Automatic retries
A step can fail for a number of reasons. One case is where an exception is raised in the code. Other cases might involve network issues, or an agent restarting while executing (causing the execution to be identified as 'abandoned').
By default, Coflux takes a cautious at-most-once approach to execution, to avoid unintentionally executing a task that might have significant side-effects more than once.
The simplest way to enable retries is to specify the maximum number of attempts the task (or workflow) should be retried:
@cf.task(retries=2)
def submit_reports():
...
This task will be executed at most three times (the initial attempt plus up to two retries). Each subsequent attempt will happen immediately after the previous failure.

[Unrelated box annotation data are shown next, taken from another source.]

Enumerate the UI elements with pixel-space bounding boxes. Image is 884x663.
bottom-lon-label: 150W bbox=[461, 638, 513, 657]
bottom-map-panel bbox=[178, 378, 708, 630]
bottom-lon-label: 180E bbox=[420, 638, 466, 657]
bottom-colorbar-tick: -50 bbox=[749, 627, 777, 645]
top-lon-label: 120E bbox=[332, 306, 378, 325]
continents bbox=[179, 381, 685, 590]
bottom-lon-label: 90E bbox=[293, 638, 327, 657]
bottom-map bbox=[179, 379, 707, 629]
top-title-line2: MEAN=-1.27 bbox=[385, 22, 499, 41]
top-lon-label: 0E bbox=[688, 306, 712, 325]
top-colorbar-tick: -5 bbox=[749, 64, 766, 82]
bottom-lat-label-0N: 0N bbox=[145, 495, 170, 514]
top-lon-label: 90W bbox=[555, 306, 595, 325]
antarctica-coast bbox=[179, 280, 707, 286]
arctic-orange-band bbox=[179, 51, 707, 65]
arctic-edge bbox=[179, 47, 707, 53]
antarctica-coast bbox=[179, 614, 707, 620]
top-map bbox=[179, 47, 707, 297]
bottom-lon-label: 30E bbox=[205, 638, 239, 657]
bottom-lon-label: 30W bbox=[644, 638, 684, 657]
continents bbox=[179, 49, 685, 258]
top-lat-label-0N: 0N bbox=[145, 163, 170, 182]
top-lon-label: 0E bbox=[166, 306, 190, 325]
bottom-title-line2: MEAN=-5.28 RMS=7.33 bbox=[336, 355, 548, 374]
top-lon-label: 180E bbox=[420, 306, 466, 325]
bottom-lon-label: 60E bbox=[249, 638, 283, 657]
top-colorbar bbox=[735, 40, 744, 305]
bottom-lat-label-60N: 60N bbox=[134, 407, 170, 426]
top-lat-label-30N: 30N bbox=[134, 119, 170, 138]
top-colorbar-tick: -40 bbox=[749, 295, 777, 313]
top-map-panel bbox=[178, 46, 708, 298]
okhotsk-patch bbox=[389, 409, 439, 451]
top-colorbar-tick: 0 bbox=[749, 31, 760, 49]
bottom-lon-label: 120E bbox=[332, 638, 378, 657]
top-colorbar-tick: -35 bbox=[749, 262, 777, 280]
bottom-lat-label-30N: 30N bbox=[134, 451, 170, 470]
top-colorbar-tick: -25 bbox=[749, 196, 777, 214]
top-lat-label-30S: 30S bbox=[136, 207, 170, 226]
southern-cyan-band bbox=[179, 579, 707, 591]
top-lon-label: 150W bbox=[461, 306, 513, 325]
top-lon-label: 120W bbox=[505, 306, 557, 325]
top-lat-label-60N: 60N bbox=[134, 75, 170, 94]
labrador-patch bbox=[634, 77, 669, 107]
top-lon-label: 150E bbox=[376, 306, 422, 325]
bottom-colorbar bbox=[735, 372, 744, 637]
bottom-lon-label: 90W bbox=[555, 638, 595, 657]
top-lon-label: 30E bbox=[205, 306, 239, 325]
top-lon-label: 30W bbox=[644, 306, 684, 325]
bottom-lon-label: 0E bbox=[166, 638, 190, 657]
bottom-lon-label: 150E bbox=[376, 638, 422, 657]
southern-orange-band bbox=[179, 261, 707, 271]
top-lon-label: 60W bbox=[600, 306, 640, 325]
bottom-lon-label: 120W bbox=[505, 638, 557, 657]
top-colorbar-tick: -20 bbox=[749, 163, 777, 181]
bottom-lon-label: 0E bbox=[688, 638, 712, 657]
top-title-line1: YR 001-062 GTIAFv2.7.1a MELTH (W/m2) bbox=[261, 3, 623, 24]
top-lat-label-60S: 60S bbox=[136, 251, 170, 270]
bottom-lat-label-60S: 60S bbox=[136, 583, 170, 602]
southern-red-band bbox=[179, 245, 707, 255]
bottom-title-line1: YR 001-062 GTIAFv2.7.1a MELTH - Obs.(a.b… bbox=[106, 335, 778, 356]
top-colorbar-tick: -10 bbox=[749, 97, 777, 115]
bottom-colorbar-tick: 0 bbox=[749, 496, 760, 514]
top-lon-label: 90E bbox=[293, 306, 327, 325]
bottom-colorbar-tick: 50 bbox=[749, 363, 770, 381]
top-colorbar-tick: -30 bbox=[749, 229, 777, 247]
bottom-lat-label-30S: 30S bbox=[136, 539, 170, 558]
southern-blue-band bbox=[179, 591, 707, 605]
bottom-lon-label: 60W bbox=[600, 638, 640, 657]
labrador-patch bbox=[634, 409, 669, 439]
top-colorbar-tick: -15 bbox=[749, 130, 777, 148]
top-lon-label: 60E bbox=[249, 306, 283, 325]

Any tasks waiting for the initial task will continue waiting for retries. If all the retries fail then the error will be returned to the waiting task.
Retry delay
Failures can be caused by external environmental issues, so it's useful to be able to delay the retry. This can be done by passing a delay parameter:
@cf.task(retries=(2, 300))
def send_notification():
...
In this case, the task will be retried up to twice, with a five minute delay (300 seconds) between each attempt.
Backoff
Alternatively, a range of delays can be specified:
@cf.task(retries=(5, 300, 600))
def send_notification():
...
In this case, the first retry will happen after 300 seconds, and the fifth (and final) retry will happen 600 seconds after the fourth, with an increasing gap between each retry. So (ignoring time taken for the execution and scheduling) attempts of this task would happen at t+0
, t+300
, t+675
, t+1125
, t+1650
, t+2250
(i.e., the final attempt happening over half an hour after the initial attempt).